A federal judge in Maryland has blocked President Trump’s executive order granting state and local governments the power to reject refugees from resettling in their jurisdictions. The preliminary injunction will give more time to nonprofit groups to challenge Trump’s order, which they say violates the 1980 Refugee Act. The injunction overturns Texas Republican Governor Greg Abbott’s decision — made last week — to opt out of the refugee resettlement program.
The American Civil Liberties Union has sued the Trump administration over its policy of sending asylum seekers at the U.S.-Mexico border to Guatemala. Under a deal last summer between President Trump and Guatemala’s now-departed President Jimmy Morales, the U.S. government began deporting Honduran and Salvadoran asylum seekers to Guatemala, denying them a right to pursue refugee status in the United States. In its lawsuit, the ACLU wrote, “The Trump administration has created a deadly game of musical chairs that leaves desperate refugees without a safe haven, in violation of U.S. and international law.”
In Vermont, the Department of Motor Vehicles says it will change its policies and provide employees with anti-discrimination training, as part of a settlement with an immigrant rights group that says federal immigration officials used the DMV to crack down on politically active immigrants. Documents obtained by the ACLU and the group Migrant Justice revealed that Immigration and Customs Enforcement — ICE — used Vermont’s DMV to aid its enforcement efforts for years, dating back to the Obama administration, with DMV officials sending immigrants’ license plate information to ICE, along with personal documents, and indicating people they believed were undocumented. The DMV’s actions led to the deportation of leaders of the group Migrant Justice.

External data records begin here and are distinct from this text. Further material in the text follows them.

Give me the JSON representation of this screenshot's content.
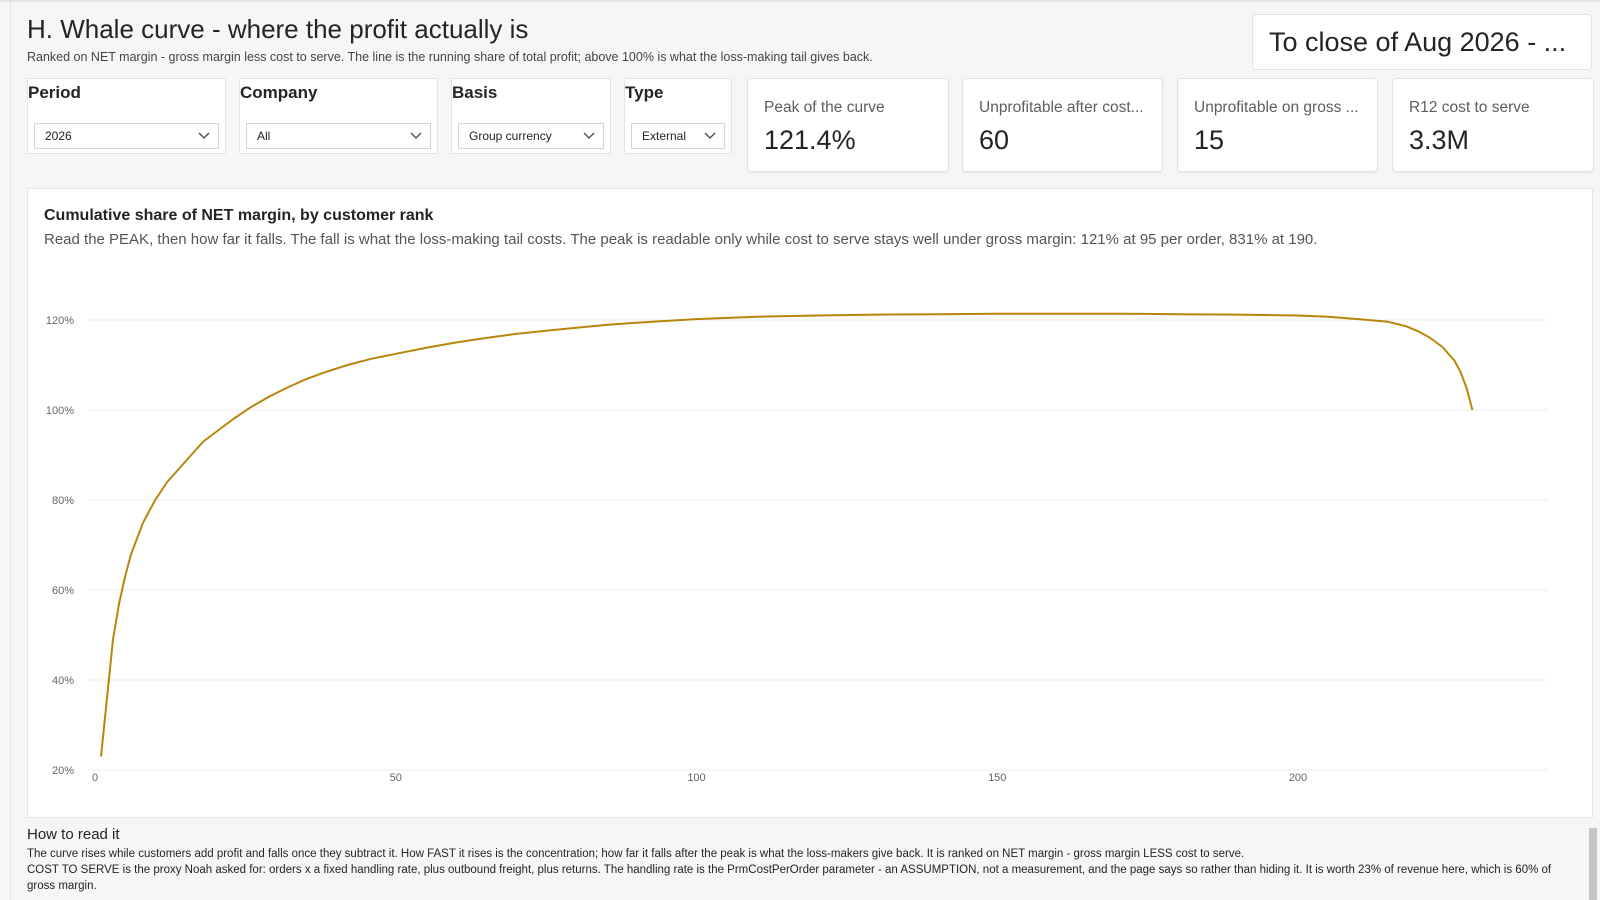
{
  "header": {
    "title": "H. Whale curve - where the profit actually is",
    "subtitle": "Ranked on NET margin - gross margin less cost to serve. The line is the running share of total profit; above 100% is what the loss-making tail gives back."
  },
  "date_card": {
    "text": "To close of Aug 2026 - ..."
  },
  "slicers": [
    {
      "title": "Period",
      "value": "2026"
    },
    {
      "title": "Company",
      "value": "All"
    },
    {
      "title": "Basis",
      "value": "Group currency"
    },
    {
      "title": "Type",
      "value": "External"
    }
  ],
  "kpis": [
    {
      "label": "Peak of the curve",
      "value": "121.4%"
    },
    {
      "label": "Unprofitable after cost...",
      "value": "60"
    },
    {
      "label": "Unprofitable on gross ...",
      "value": "15"
    },
    {
      "label": "R12 cost to serve",
      "value": "3.3M"
    }
  ],
  "chart": {
    "title": "Cumulative share of NET margin, by customer rank",
    "subtitle": "Read the PEAK, then how far it falls. The fall is what the loss-making tail costs. The peak is readable only while cost to serve stays well under gross margin: 121% at 95 per order, 831% at 190."
  },
  "chart_data": {
    "type": "line",
    "title": "Cumulative share of NET margin, by customer rank",
    "xlabel": "",
    "ylabel": "",
    "xlim": [
      0,
      240
    ],
    "ylim": [
      20,
      120
    ],
    "x_ticks": [
      "0",
      "50",
      "100",
      "150",
      "200"
    ],
    "y_ticks": [
      "20%",
      "40%",
      "60%",
      "80%",
      "100%",
      "120%"
    ],
    "grid": true,
    "color": "#b8860b",
    "series": [
      {
        "x": [
          1,
          2,
          3,
          4,
          5,
          6,
          7,
          8,
          10,
          12,
          14,
          16,
          18,
          20,
          23,
          26,
          29,
          32,
          35,
          38,
          42,
          46,
          50,
          55,
          60,
          65,
          70,
          75,
          80,
          85,
          90,
          95,
          100,
          110,
          120,
          130,
          140,
          150,
          160,
          170,
          180,
          190,
          200,
          205,
          210,
          215,
          218,
          220,
          222,
          224,
          226,
          227,
          228,
          228.5,
          229
        ],
        "y": [
          23,
          36,
          49,
          57,
          63,
          68,
          71.5,
          75,
          80,
          84,
          87,
          90,
          93,
          95,
          98,
          100.7,
          103,
          105,
          106.8,
          108.3,
          110,
          111.4,
          112.5,
          113.8,
          115,
          116,
          116.9,
          117.6,
          118.3,
          118.9,
          119.4,
          119.8,
          120.2,
          120.7,
          121,
          121.2,
          121.3,
          121.4,
          121.4,
          121.4,
          121.3,
          121.2,
          121,
          120.7,
          120.2,
          119.6,
          118.6,
          117.5,
          116,
          114,
          111,
          108.5,
          105,
          102.5,
          100
        ]
      }
    ]
  },
  "notes": {
    "heading": "How to read it",
    "line1": "The curve rises while customers add profit and falls once they subtract it. How FAST it rises is the concentration; how far it falls after the peak is what the loss-makers give back. It is ranked on NET margin - gross margin LESS cost to serve.",
    "line2": "COST TO SERVE is the proxy Noah asked for: orders x a fixed handling rate, plus outbound freight, plus returns. The handling rate is the PrmCostPerOrder parameter - an ASSUMPTION, not a measurement, and the page says so rather than hiding it. It is worth 23% of revenue here, which is 60% of gross margin."
  }
}
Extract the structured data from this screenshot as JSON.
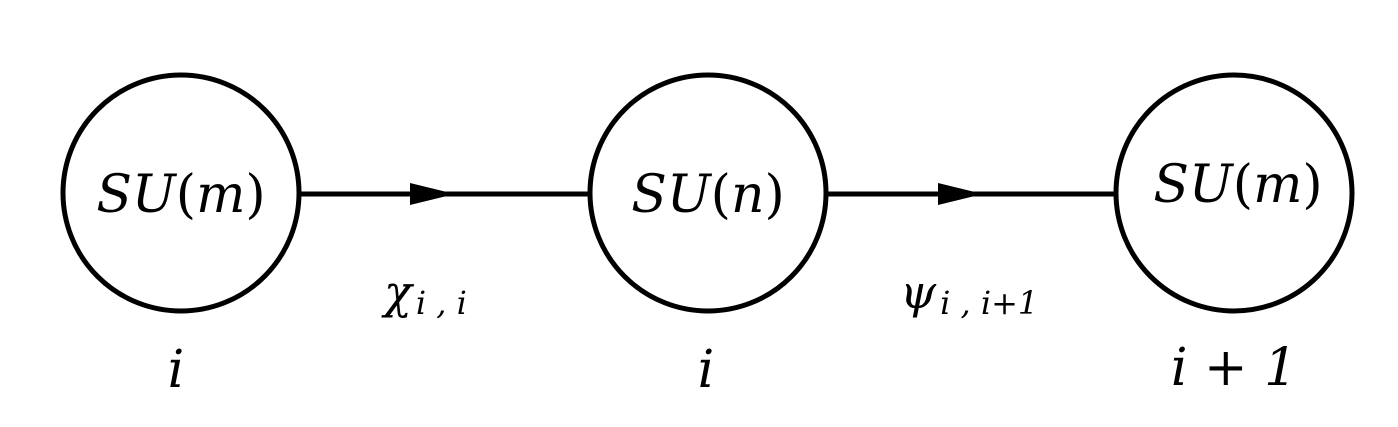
{
  "nodes": [
    {
      "group": "SU",
      "rank": "m",
      "index": "i"
    },
    {
      "group": "SU",
      "rank": "n",
      "index": "i"
    },
    {
      "group": "SU",
      "rank": "m",
      "index": "i + 1"
    }
  ],
  "edges": [
    {
      "symbol": "χ",
      "subscript": "i , i"
    },
    {
      "symbol": "ψ",
      "subscript": "i , i+1"
    }
  ]
}
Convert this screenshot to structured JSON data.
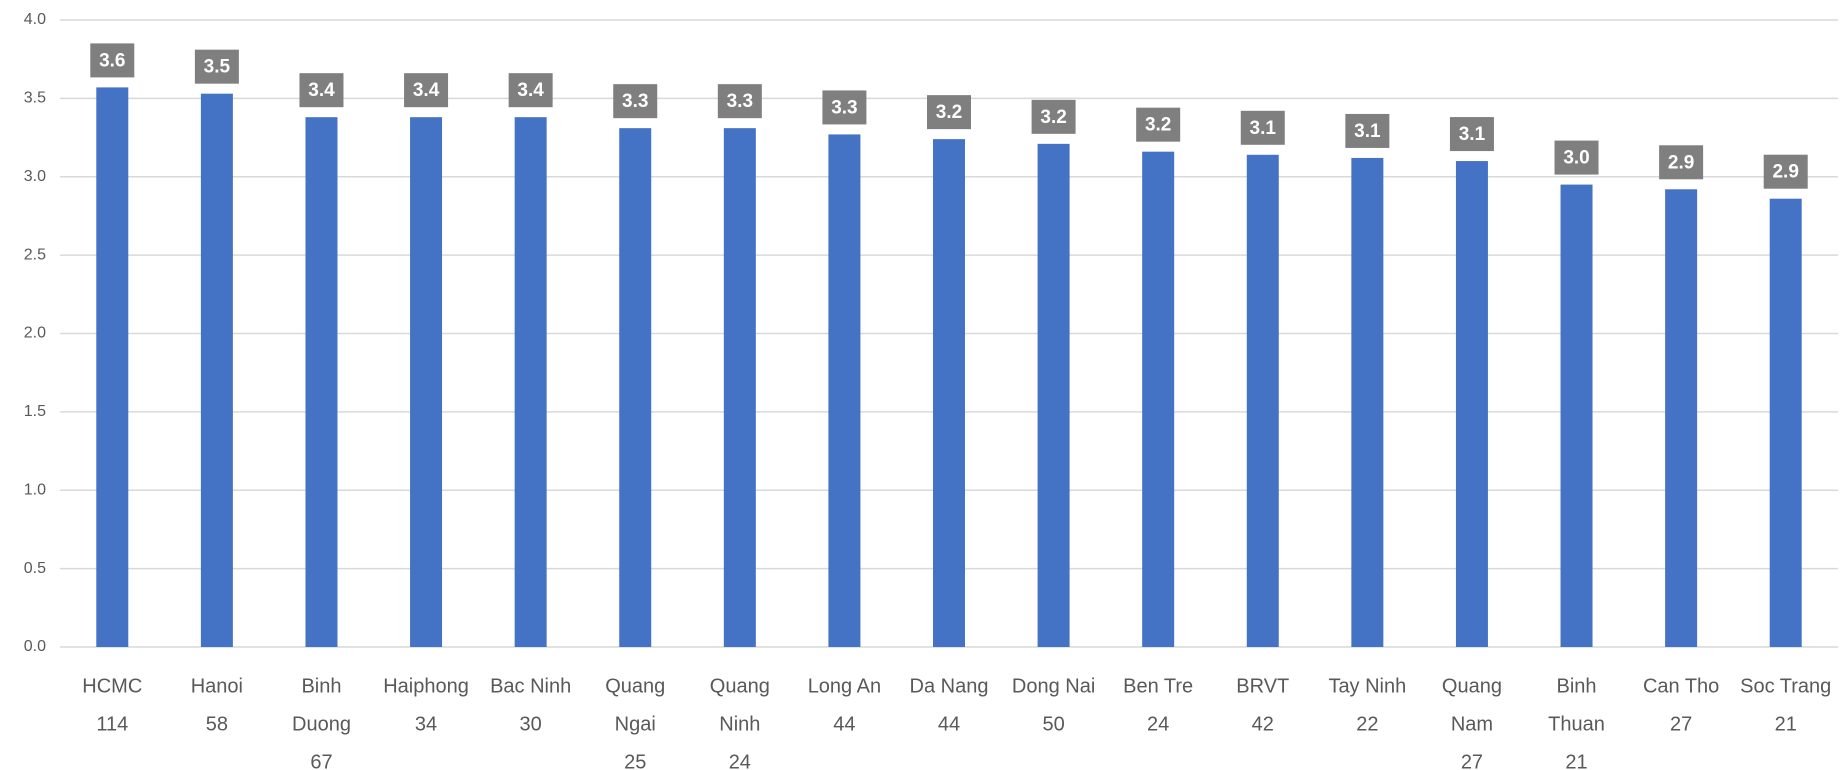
{
  "chart_data": {
    "type": "bar",
    "categories": [
      [
        "HCMC",
        "114"
      ],
      [
        "Hanoi",
        "58"
      ],
      [
        "Binh",
        "Duong",
        "67"
      ],
      [
        "Haiphong",
        "34"
      ],
      [
        "Bac Ninh",
        "30"
      ],
      [
        "Quang",
        "Ngai",
        "25"
      ],
      [
        "Quang",
        "Ninh",
        "24"
      ],
      [
        "Long An",
        "44"
      ],
      [
        "Da Nang",
        "44"
      ],
      [
        "Dong Nai",
        "50"
      ],
      [
        "Ben Tre",
        "24"
      ],
      [
        "BRVT",
        "42"
      ],
      [
        "Tay Ninh",
        "22"
      ],
      [
        "Quang",
        "Nam",
        "27"
      ],
      [
        "Binh",
        "Thuan",
        "21"
      ],
      [
        "Can Tho",
        "27"
      ],
      [
        "Soc Trang",
        "21"
      ]
    ],
    "values": [
      3.57,
      3.53,
      3.38,
      3.38,
      3.38,
      3.31,
      3.31,
      3.27,
      3.24,
      3.21,
      3.16,
      3.14,
      3.12,
      3.1,
      2.95,
      2.92,
      2.86
    ],
    "value_labels": [
      "3.6",
      "3.5",
      "3.4",
      "3.4",
      "3.4",
      "3.3",
      "3.3",
      "3.3",
      "3.2",
      "3.2",
      "3.2",
      "3.1",
      "3.1",
      "3.1",
      "3.0",
      "2.9",
      "2.9"
    ],
    "color": "#4472c4",
    "ylim": [
      0,
      4
    ],
    "yticks": [
      {
        "value": 0,
        "label": "0.0"
      },
      0.5,
      {
        "value": 1,
        "label": "1.0"
      },
      1.5,
      {
        "value": 2,
        "label": "2.0"
      },
      2.5,
      {
        "value": 3,
        "label": "3.0"
      },
      3.5,
      {
        "value": 4,
        "label": "4.0"
      }
    ],
    "grid": true
  }
}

Virginia lawmakers voted Wednesday to become the 38th U.S. state to approve the Equal Rights Amendment, which would guarantee equal legal protections regardless of gender. The constitutional amendment was approved by Congress in 1972 and was ratified by 35 states over the next decade — three states short of the required total needed by a 1982 deadline. President Trump’s Justice Department has argued that Virginia’s adoption of the ERA came too late, and the fate of the amendment appears likely to remain in doubt for years while courts take up the issue.
The 2010s were the hottest decade ever recorded, as atmospheric carbon dioxide levels soared to record levels. That’s according to a new report based on data from NASA, NOAA and other agencies, which found global surface temperatures surged by more than 1 degree Celsius — or about 1.8 degrees Fahrenheit — above pre-industrial levels. 2019 was the planet’s second-hottest year on record, surpassed only by 2016. This is climate scientist Omar Baddour of the World Meteorological Association.
Omar Baddour: “We have noticed many extreme events — heat waves, floods — that have impacted — droughts — that have impacted people around the world in terms of immigration of people because of drought, in terms of internal displacement because of floods, and in terms of mortality because of heat waves, such as in Europe, in Asia, in North America. Wildfires have also been one of the most noticeable events during 2019, even in areas where fires are very rare, like in the Arctic region.”
In London, England, climate activists with the group Extinction Rebellion held a “die-in” protest outside the corporate offices of Siemens, calling out the German company over its support for the Adani coal mine in Queensland, Australia — a major source of greenhouse gas emissions. Meanwhile, Extinction Rebellion activists in Aberdeen, Scotland, locked themselves together in a human chain to block the offices of Shell Oil Company, holding signs that read “Tell the Truth” and “Fossil Fuels Equal Extinction.”